Hunter couldn’t decide if his head was spinning or if that really didn’t make any sense. He lifted his eyes to find Bill walking away. “What are you talking about?”

“I’m talking about your dad. You think it’s an accident that no other Guides came after you when your father died?”




“Come back here,” said Hunter.

“Move your jeep when you can. I don’t want it sitting in front of the house.” Then Bill disappeared through the back door.

And Hunter heard the click of a lock.

Waiting for Kate to wake up was excruciating.

Hunter didn’t want to leave her, and he had no cell phone, no way to contact anyone. He had two sleeping bags and a head full of heavy thoughts.

Every time he heard the bare snap of a twig in the woods, his gun was in his hand.

Around sundown, his stomach alerted him to the fact that he didn’t have any food, either.

Kate was looking better, though.
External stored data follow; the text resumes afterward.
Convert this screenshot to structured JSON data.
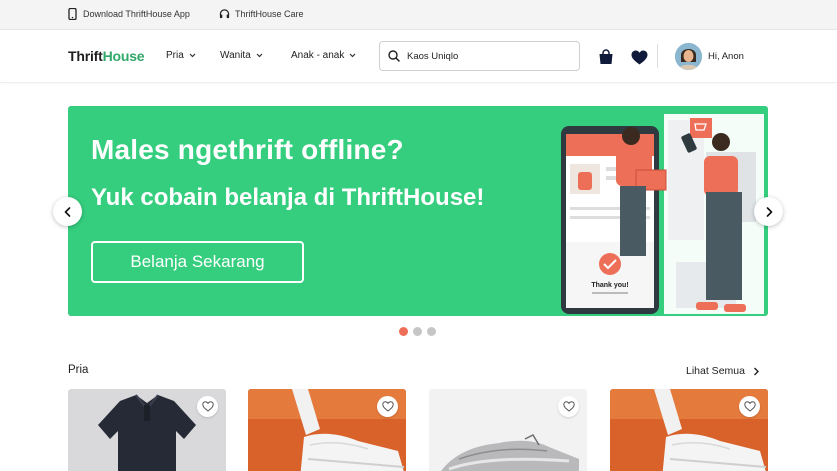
{
  "topbar": {
    "download_app": "Download ThriftHouse App",
    "care": "ThriftHouse Care"
  },
  "navbar": {
    "logo_part1": "Thrift",
    "logo_part2": "House",
    "menus": [
      "Pria",
      "Wanita",
      "Anak - anak"
    ],
    "search_value": "Kaos Uniqlo",
    "greeting": "Hi, Anon"
  },
  "banner": {
    "headline": "Males ngethrift offline?",
    "subheadline": "Yuk cobain belanja di ThriftHouse!",
    "cta": "Belanja Sekarang",
    "illustration_text": "Thank you!",
    "slide_count": 3,
    "active_slide": 1
  },
  "section": {
    "title": "Pria",
    "see_all": "Lihat Semua"
  },
  "products": [
    {
      "image": "polo-shirt-navy"
    },
    {
      "image": "sneaker-orange-bg"
    },
    {
      "image": "sneaker-grey"
    },
    {
      "image": "sneaker-orange-bg"
    }
  ],
  "colors": {
    "brand_green": "#35cd7e",
    "logo_green": "#2fa86a",
    "accent_orange": "#ee6f57"
  },
  "icons": [
    "phone-icon",
    "headset-icon",
    "search-icon",
    "shopping-bag-icon",
    "heart-icon",
    "chevron-left-icon",
    "chevron-right-icon",
    "chevron-down-icon",
    "heart-outline-icon"
  ]
}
She’d regained some color, and the stitched wound appeared somewhat closed and scabbed over. Her breathing was deeper, more of a true sleep.

Now that the sun was going down, a chill crept out of the water to cling to the air. Hunter stretched out one of the sleeping bags on the sand and carefully lifted Kate onto it, then covered her with the other one.

One part of him wished she’d wake up so they could get moving.

The other part of him hoped she’d keep sleeping since they had nowhere to go.

This sucked.

He’d moved the jeep to the spot where the grass gave way to sand and then played the radio for a while, trying to catch the news, but he didn’t learn anything he didn’t already know. Eventually, he worried he’d run the battery down, so he turned the car off and returned to Kate’s side.

When the door to the house slid open, Hunter sprang to his feet—but it was just Bill carrying two canvas bags, the kind you get at the grocery store.

“I figured you hadn’t eaten in a while.” Bill paused, cleared his throat. “There are some clothes in there, too. Stuff I had around here for Becca, but . . . well . . .”

“Thanks.” Hunter took the bags and set them beside the blanket, though it was taking everything he had not to tear through them looking for food.

Bill reached out a hand and touched Hunter on the chin. Hunter wondered if he had a new bruise to add to the collection.

“Sorry I hit you,” Bill said.

Hunter was sorry about that, too. It had hurt like a bitch and reminded him a little too thoroughly of the fight with his grandfather that had started this mess.

He didn’t say anything.

“I did a lot to make sure Becca wouldn’t have to deal with this kind of disaster,” Bill said. “I know what she thinks of me, but I had my reason for keeping my distance.” He paused. “It’s just not very nice to have that thrown in my face.”

Hunter wondered how much could be resolved if Bill would just say those same words to Becca.